Chassis de captura de cassettes de integron

• Autores: Filipa Moutinho Trigo da Roza
• Directores de la Tesis: José Antonio Escudero García-Calderón (dir. tes.)
• Lectura: En la Universidad Complutense de Madrid ( España ) en 2025
• Idioma: español
• Número de páginas: 214
• Títulos paralelos:
  • Integron Cassette capture chassis
• Tribunal Calificador de la Tesis: Julio Álvarez Sánchez (presid.), Lucía García Pastor (secret.), Fernando de la Cruz (voc.), María del Rocío López Igual (voc.), Didier Mazel (voc.)
• Programa de doctorado: Programa de Doctorado en Veterinaria por la Universidad Complutense de Madrid
• Materias:
  • Ciencias de la vida
    • Microbiología
      • Antibióticos
• Enlaces
  • Tesis en acceso abierto en: Docta Complutense
• Resumen
  • español

    Los integrones son elementos genéticos capaces de captar, reorganizar y diseminar cassettes de integrones (IC), incluyendo ICs que confieren resistencia a antimicrobianos. Estas plataformas genéticas han contribuido significativamente al aumento y dispersión global de patógenos multirresistentes al reclutar más de 170 genes de resistencia frente a la mayoría de las familias de antibióticos. Sin embargo, a pesar de su importancia, la detección de cassettes de integrón sigue siendo un desafío. Los métodos convencionales, como la PCR, suelen introducir sesgos, mientras que las técnicas más avanzadas, como la secuenciación masiva, aún no están establecidas en el uso rutinario de los laboratorios de diagnóstico debido a su coste y complejidad...

  • English

    Integrons are genetic elements that capture, rearrange, and disseminate integron cassettes (IC), which often encode antimicrobial resistance (AR). With over 170 AR genes recruited, integrons play a key role in the global spread of multidrug-resistant pathogens. However, detecting integron cassettes remains challenging. PCR-based methods can introduce biases, while advanced sequencing approaches are still not applicable for routine laboratory use.

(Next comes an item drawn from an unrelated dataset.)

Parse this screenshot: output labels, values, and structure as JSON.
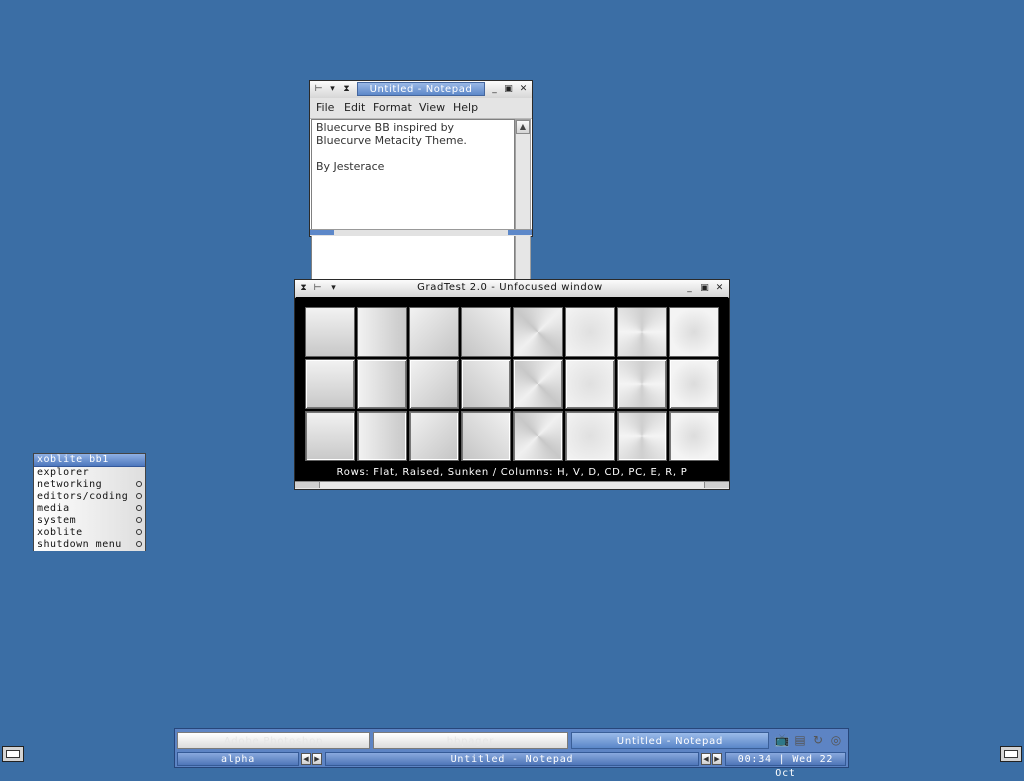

    This thesis introduces a novel biotechnological tool for detecting integron cassettes in a sequence-independent manner, addressing the limitations of conventional methods. The tool utilizes a re-engineered class 1 integron with an integron integration site (attI1) embedded within a counter-selectable marker (CSM). Two CSMs were tested: the ccdB toxin, part of a type II toxin-antitoxin system, and sacB, which encodes levansucrase¿a lethal enzyme in the presence of sucrose. In this system, cassette insertion into attI1 disrupts the CSM, enabling bacterial survival as a readout of successful cassette capture. Pre-selection growth ensures bacterial viability. Several tool versions were tested, and the CSM::attI1 fusion protein was optimized for functionality, achieving low escape mutant rates and a broad detection range. Initial validations using a classical recombination assay confirmed reliable cassette capture, independently of the phenotype of the capture IC. The platform was then expanded into three distinct applications.

    First, we developed the "cassette harvester," a plasmid-based tool to create cassette libraries from sedentary chromosomal integrons (SCIs). Using Vibrio cholerae's superintegron (SI), we generated a plasmidic library. Sequencing confirmed the method's high specificity and efficient representation of cassettes, enabling high-throughput studies of unknown cassette functions.

    Second, a chromosome-based version was created to develop a sentinel Escherichia coli strain capable of detecting integron cassettes from mobile plasmids in co-culture systems. This strain successfully identified integrons and characterized cassette content, offering a robust tool for monitoring genetic platforms in microbial communities.

    Third, the Integron Cassette Capture Chassis (I3C) was designed for Vibrio cholerae to capture cassettes from exogenous DNA samples. The superintegron was removed from the genome, and the natural transformation protocol was optimized to enhance integron recombination. Combining the modified strain with DNA enrichment, the tool detected cassettes in diverse samples, highlighting its potential for environmental and clinical applications.

    Overall, this thesis presents a groundbreaking detection platform for detecting integrons without prior sequence knowledge, offering high specificity and versatility. These innovations provide a valuable diagnostic tool and a means to explore integrons and the functional roles of their chromosomal arrays.